Beshear’s order restored voting rights to Kentucky residents with non-violent and non-sexual felony offenses. It also allows those same people to hold public office. However, no permanent change has been made to solidify this restoration of civil rights into the Kentucky constitution. Once someone’s voting rights are restored, even under executive order, those rights cannot be taken away if the order is reversed by a new administration. Beshear said he’s proud of the executive order, especially after seeing what a difference it can make in someone’s life. 

“You can almost see dignity cloaked around that person.
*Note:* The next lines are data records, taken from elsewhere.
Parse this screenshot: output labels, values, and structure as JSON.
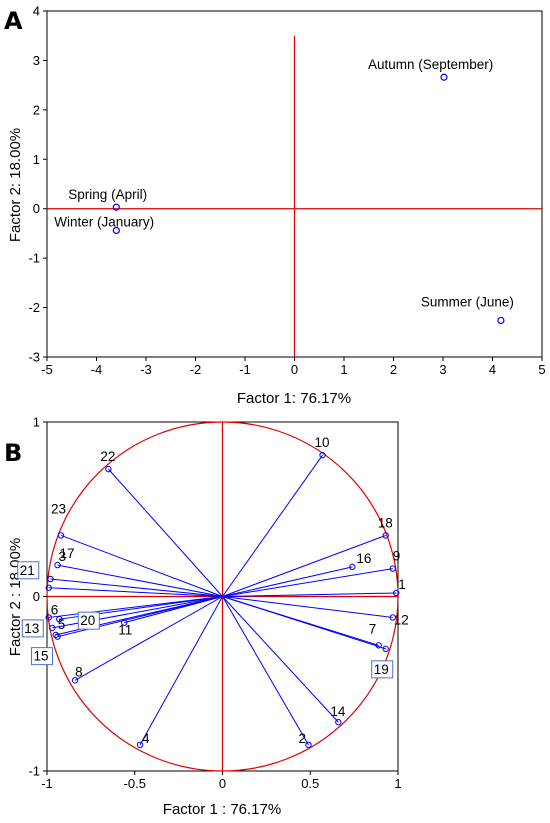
{
  "chart_data": [
    {
      "panel": "A",
      "type": "scatter",
      "xlabel": "Factor 1: 76.17%",
      "ylabel": "Factor 2: 18.00%",
      "xlim": [
        -5,
        5
      ],
      "ylim": [
        -3,
        4
      ],
      "xticks": [
        -5,
        -4,
        -3,
        -2,
        -1,
        0,
        1,
        2,
        3,
        4,
        5
      ],
      "yticks": [
        -3,
        -2,
        -1,
        0,
        1,
        2,
        3,
        4
      ],
      "grid": false,
      "colors": {
        "points": "#0000ff",
        "reference_lines": "#e00000",
        "frame": "#000000"
      },
      "points": [
        {
          "label": "Spring (April)",
          "x": -3.6,
          "y": 0.03
        },
        {
          "label": "Winter (January)",
          "x": -3.6,
          "y": -0.44
        },
        {
          "label": "Autumn (September)",
          "x": 3.02,
          "y": 2.66
        },
        {
          "label": "Summer (June)",
          "x": 4.17,
          "y": -2.26
        }
      ]
    },
    {
      "panel": "B",
      "type": "scatter",
      "subtype": "correlation-circle",
      "xlabel": "Factor 1 : 76.17%",
      "ylabel": "Factor 2 : 18.00%",
      "xlim": [
        -1,
        1
      ],
      "ylim": [
        -1,
        1
      ],
      "xticks": [
        -1,
        -0.5,
        0,
        0.5,
        1
      ],
      "yticks": [
        -1,
        0,
        1
      ],
      "grid": false,
      "colors": {
        "vectors": "#0000ff",
        "circle": "#e00000",
        "boxes": "#4a6fd6"
      },
      "vectors": [
        {
          "label": "1",
          "x": 0.99,
          "y": 0.02
        },
        {
          "label": "2",
          "x": 0.49,
          "y": -0.85
        },
        {
          "label": "3",
          "x": -0.98,
          "y": 0.1
        },
        {
          "label": "4",
          "x": -0.47,
          "y": -0.85
        },
        {
          "label": "5",
          "x": -0.95,
          "y": -0.22
        },
        {
          "label": "6",
          "x": -0.99,
          "y": -0.12
        },
        {
          "label": "7",
          "x": 0.89,
          "y": -0.28
        },
        {
          "label": "8",
          "x": -0.84,
          "y": -0.48
        },
        {
          "label": "9",
          "x": 0.97,
          "y": 0.16
        },
        {
          "label": "10",
          "x": 0.57,
          "y": 0.81
        },
        {
          "label": "11",
          "x": -0.56,
          "y": -0.15
        },
        {
          "label": "12",
          "x": 0.97,
          "y": -0.12
        },
        {
          "label": "13",
          "x": -0.97,
          "y": -0.18
        },
        {
          "label": "14",
          "x": 0.66,
          "y": -0.72
        },
        {
          "label": "15",
          "x": -0.94,
          "y": -0.23
        },
        {
          "label": "16",
          "x": 0.74,
          "y": 0.17
        },
        {
          "label": "17",
          "x": -0.94,
          "y": 0.18
        },
        {
          "label": "18",
          "x": 0.93,
          "y": 0.35
        },
        {
          "label": "19",
          "x": 0.93,
          "y": -0.3
        },
        {
          "label": "20",
          "x": -0.93,
          "y": -0.13
        },
        {
          "label": "21",
          "x": -0.99,
          "y": 0.05
        },
        {
          "label": "22",
          "x": -0.65,
          "y": 0.73
        },
        {
          "label": "23",
          "x": -0.92,
          "y": 0.35
        }
      ]
    }
  ],
  "panel_a": {
    "letter": "A",
    "xlabel": "Factor 1: 76.17%",
    "ylabel": "Factor 2: 18.00%"
  },
  "panel_b": {
    "letter": "B",
    "xlabel": "Factor 1 : 76.17%",
    "ylabel": "Factor 2 : 18.00%"
  }
}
It is hard to describe but it’s really moving,” he said. 

Beshear said he’s heard the criticism of his order and how it doesn’t go far enough, but he believes some crimes are so heinous that those who commit them shouldn’t get their voting rights restored. The governor said he’s been influenced by his time as attorney general and the victims he’s spoken with. 

 

 

  

Not everyone agrees with the governor’s reasoning for preventing people who have served their time from voting or holding public office. 

“If the purpose of incarceration is to punish and rehabilitate, and we have this data showing people are less likely to offend if they have their rights restored, to me it seems like a no-brainer,” Marcus Jackson said.  
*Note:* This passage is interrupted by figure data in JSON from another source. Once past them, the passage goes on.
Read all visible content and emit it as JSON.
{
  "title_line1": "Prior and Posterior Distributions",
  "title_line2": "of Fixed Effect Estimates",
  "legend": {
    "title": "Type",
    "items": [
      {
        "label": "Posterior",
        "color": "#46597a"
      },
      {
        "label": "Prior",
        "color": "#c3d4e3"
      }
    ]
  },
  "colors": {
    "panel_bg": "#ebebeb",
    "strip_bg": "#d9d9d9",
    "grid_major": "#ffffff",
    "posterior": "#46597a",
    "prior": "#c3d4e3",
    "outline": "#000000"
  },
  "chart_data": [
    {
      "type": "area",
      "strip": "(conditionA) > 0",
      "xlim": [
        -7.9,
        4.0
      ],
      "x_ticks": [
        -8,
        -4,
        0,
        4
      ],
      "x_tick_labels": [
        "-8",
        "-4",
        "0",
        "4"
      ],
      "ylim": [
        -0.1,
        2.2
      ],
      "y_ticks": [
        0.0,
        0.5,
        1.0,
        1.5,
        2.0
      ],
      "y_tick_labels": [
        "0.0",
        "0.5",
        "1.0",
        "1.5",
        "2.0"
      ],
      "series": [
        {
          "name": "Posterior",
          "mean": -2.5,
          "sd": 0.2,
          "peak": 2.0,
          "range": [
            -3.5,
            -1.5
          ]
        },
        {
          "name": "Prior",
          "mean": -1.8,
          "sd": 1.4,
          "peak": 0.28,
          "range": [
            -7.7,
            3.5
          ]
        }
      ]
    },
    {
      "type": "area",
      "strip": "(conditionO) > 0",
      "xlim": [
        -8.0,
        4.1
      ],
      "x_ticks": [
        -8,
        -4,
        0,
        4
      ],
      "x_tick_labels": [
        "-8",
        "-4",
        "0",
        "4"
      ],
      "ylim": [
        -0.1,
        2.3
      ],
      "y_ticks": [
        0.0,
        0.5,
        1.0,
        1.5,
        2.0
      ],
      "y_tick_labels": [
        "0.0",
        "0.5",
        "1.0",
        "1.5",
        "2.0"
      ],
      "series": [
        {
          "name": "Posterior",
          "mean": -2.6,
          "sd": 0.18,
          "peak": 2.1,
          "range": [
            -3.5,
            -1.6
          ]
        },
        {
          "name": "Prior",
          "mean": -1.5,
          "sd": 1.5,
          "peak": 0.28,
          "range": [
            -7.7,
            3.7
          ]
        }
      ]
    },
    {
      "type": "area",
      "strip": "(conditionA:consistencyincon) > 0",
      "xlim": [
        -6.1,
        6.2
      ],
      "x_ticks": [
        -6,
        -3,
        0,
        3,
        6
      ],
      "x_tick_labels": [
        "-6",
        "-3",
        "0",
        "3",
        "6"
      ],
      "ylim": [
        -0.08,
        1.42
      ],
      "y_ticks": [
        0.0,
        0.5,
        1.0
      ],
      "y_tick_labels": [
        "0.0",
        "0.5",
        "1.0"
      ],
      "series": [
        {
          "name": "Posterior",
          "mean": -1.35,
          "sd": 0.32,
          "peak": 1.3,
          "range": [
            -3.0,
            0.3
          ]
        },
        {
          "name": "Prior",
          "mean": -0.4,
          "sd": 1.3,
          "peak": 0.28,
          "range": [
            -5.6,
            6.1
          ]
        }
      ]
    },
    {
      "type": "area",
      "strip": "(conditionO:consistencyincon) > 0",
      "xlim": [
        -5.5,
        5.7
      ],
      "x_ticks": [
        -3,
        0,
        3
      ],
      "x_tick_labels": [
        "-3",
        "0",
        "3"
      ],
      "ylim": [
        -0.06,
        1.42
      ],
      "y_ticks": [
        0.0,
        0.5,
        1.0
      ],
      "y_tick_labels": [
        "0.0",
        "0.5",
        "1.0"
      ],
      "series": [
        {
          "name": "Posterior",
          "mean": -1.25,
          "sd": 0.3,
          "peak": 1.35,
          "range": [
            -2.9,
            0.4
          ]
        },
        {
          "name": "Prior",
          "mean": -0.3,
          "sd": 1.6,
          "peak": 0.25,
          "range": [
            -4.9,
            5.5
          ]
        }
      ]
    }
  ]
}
Jackson is the Smart Justice organizing coordinator for the ACLU of Kentucky and has been working to get formerly disenfranchised people registered to vote. It’s a right he personally doesn’t have due to a previous felony conviction. In January he’ll finally join the ranks of those who can participate in the democratic process again. Jackson said people who have their civil rights restored are less likely to reoffend, which is why he thinks everyone who has served their time should have their rights restored. 

“If you look at the executive order, the crimes that are prohibited from voting are supposed to be the worst offenders,” he said. “If I really wanted rehabilitation and safe communities, wouldn’t that be the group of people that I would invest in the most?”

Jackson said Beshear’s executive order was a good first step, but isn’t enough. One of the ACLU’s priorities for the 2022 legislative session will be working to solidify the restoration of civil rights in the state’s constitution.